1) I convert dqio_mutex do rw semaphore and use it in exclusive mode only
when quota tree is going to change. We also use dq_lock to serialize writes
of dquot - you cannot have two writes happening in parallel as that could
result in stale data being on disk. This patch brings benefit when there
are multiple users - now they don't contend on common lock. It shows
advantage in my testing so I plan to merge these patches. When the
contention is on a structure for single user this change however doesn't
bring much (the performance change is in statistical noise in my testing).

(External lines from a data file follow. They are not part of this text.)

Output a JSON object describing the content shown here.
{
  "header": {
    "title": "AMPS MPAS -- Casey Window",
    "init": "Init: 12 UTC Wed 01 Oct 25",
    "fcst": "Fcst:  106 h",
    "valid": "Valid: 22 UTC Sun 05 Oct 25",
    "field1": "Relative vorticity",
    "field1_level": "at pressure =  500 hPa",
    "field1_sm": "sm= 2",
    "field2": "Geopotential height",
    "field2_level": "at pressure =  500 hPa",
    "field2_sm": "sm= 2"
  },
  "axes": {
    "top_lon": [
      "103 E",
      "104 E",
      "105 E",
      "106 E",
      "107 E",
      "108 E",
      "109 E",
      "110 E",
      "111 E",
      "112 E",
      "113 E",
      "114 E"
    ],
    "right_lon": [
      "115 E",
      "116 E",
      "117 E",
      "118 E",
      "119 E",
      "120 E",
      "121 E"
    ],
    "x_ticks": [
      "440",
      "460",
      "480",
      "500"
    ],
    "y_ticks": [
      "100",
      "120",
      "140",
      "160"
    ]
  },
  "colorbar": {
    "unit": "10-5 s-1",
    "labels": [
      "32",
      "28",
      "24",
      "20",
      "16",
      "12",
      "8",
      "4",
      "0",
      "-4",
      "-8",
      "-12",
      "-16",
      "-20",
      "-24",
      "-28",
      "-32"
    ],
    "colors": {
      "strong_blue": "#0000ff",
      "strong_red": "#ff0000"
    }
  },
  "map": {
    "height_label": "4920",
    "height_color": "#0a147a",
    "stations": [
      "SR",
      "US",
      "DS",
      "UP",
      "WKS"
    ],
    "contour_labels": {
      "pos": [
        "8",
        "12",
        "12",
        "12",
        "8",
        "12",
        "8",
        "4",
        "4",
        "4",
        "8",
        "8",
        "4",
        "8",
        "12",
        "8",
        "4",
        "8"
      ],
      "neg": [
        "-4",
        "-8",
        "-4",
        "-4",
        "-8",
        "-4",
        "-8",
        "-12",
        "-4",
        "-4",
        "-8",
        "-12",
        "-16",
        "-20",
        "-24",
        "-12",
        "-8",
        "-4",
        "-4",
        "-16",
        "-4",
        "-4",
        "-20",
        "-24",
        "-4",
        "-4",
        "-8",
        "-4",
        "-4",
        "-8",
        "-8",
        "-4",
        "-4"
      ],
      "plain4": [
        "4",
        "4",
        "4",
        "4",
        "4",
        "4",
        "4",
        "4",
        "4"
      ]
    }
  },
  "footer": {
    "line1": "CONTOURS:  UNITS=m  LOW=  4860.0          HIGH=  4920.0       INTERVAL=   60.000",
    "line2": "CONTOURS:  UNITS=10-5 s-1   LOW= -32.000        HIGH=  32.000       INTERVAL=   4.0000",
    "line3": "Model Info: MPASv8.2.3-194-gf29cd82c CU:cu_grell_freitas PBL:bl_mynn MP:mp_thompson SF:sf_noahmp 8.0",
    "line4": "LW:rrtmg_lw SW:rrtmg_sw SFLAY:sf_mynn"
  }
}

2) I have patches to remove some contention on dq_list_lock by not using
dirty list for tracking dquots in ext4 (and thus avoid dq_list_lock
completely in quota modification path). This does not bring measurable
benefit in my testing even on ramdisk but lockstat data for dq_list_lock
looks much better after this - it seems lock contention just shifted to
dq_data_lock - I'll try to address that as well and see whether I'll be
able to measure some advantage.

3) I have patches to convert dquot dirty bit to sequence counter so that
in commit_dqblk() we can check whether dquot state we wanted to write is
already on disk. Note that this is different from Andrew's approach in that
we do wait for dquot to be actually written before returning. We just don't
repeat the write unnecessarily. However this didn't bring any measurable
benefit in my testing so unless I'll be able to confirm it benefits some
workloads I won't merge this change.

If you can experiment with your workloads, I can send you patches. I'd be
keen on having some performance data from real setups...

								Honza

> 
> Thanks,
> Shilong
> 
> >                dquot_mark_dquot_dirty(dquot);
> >                return ext4_write_dquot(dquot);
> >
> > The idea was that if we know that some thread is somewhere between
> > mark_dirty and clear_dirty, then we can avoid blocking on dqio_mutex,
> > since that thread will update the ondisk dquot for us.
> >
-- 
Jan Kara <jack@xxxxxxxx>
SUSE Labs, CR